In October, Pegg was a member of the Canadian team at the 2011 World Artistic Gymnastics Championships in Tokyo, Japan. She contributed an all around score of 52.032 toward the team's score. They placed eleventh in the team competition which meant that they would have to compete in London in January in order to qualify a full team for the Olympics.

Later in October Pegg was supposed to compete at the Pan American Games but broke a bone in her right hand before the competition.

=== 2012 ===
In March, Pegg competed at the Artistic Gymnastics World Cup event in Cottbus, Germany. She placed fifth on vault with a score of 13.537, eighth on balance beam with a score of 11.950, and third on floor with a score of 13.725. "My performance in Cottbus was a comeback competition from my hand injury," said Pegg. "I was just focusing on getting back into the competition mode and trying some new routines. The good result has given me the confidence I needed to help myself get back out there again."

In April, Pegg participated in the 2nd Artistic Gymnastics Meeting in San Bernardo, Brazil with gymnasts from Brazil, Canada, and South Korea. She finished second on floor with a score of 14.050.

In May, Pegg competed at the Canadian Championships in Regina, Canada. She tied for second place in the all around competition with a score of 56.300. In event finals, Pegg placed third on vault scoring 14.275 and third on balance beam scoring 13.950.
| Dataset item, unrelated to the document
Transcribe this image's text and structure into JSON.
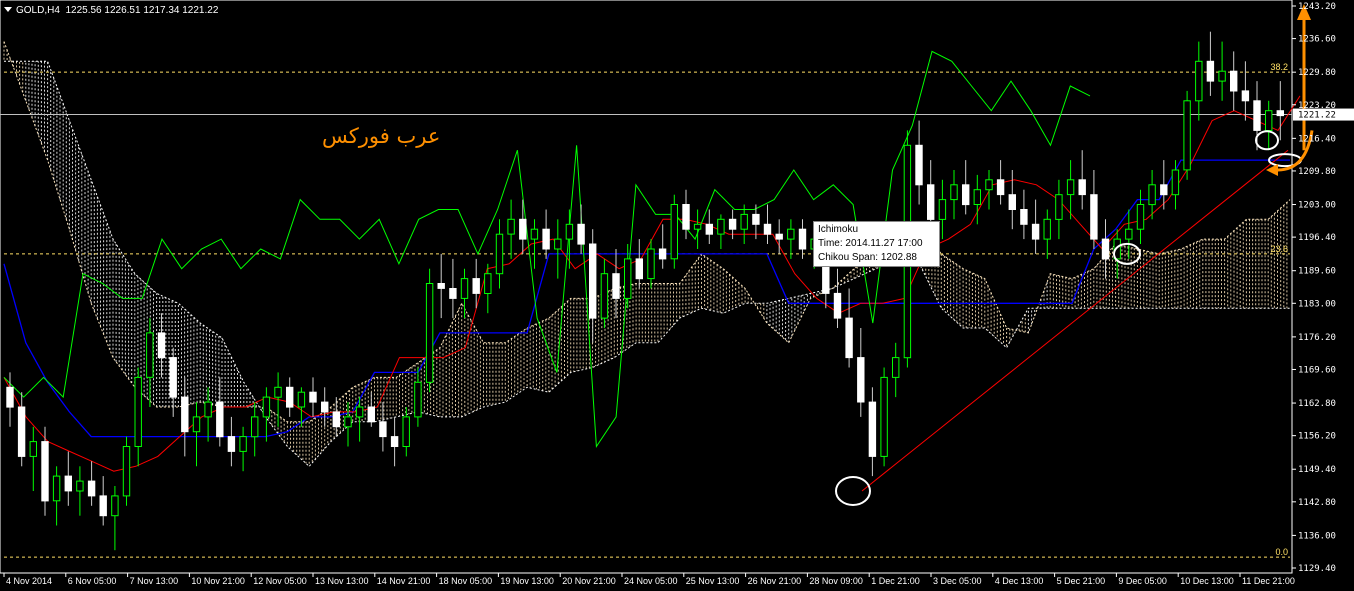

This summer, Pegg hopes to be part of the five member team that Canada will send to the 2012 Summer Olympics. She told International Gymnast Magazine, "I'm not letting the pressure of making the team get to me, because the pressure will always be there. I can't make it go away. I can only continue to focus the way I have been over the years, such as being in the best shape of my career and pushing myself to my highest level in the gym. I have been working really hard in the gym trying to upgrade all my routines. I'm confident that my hard work will pay off, and I will be able to help out my team to the best of my ability."

At the end of June, Pegg was one of the twelve gymnasts chosen to compete at the Final Olympic Selection meet in Gatineau, Canada On the first day of competition she placed sixth in the all around with a score of 52.050. Based on her performances here and at the Canadian Championships she was selected to the five member Olympic team. She said, "The first day was a little shaky because of all the pressure but this is what we’ve been working for our whole lives. We do what we love and what we need to do to get through it all."

==== London Olympics ====
In July, Pegg competed at the 2012 Summer Olympics in London, United Kingdom. She helped the Canadian team qualify to the team finals and individually she qualified to the all around final in seventeenth place with a score of 55.657. After qualifications, Pegg said, "I feel so blessed to be here, I still just can’t believe it. Just to have our names announced out there, it kind of left me breathless. Team all-around was our biggest goal, we were really focusing on the team." In the team final, she contributed scores of 14.400 on vault, 13.500 on balance beam, and 13.966 on floor toward the Canadian team's fifth-place finish. In the all around final, Pegg placed seventeenth with a score of 55.565.

== College career ==
Pegg signed with the University of Alabama in July 2013 and competed in the NCAA in 2014. Alabama has won 6 National Titles including back-to-back championships in 2011 and 2012.

Pegg was removed from the Alabama roster in 2015 after two years of battling injury and little competition time. In 2017, Pegg completed a degree at the University of Alabama in Kinesiology and Exercise Science.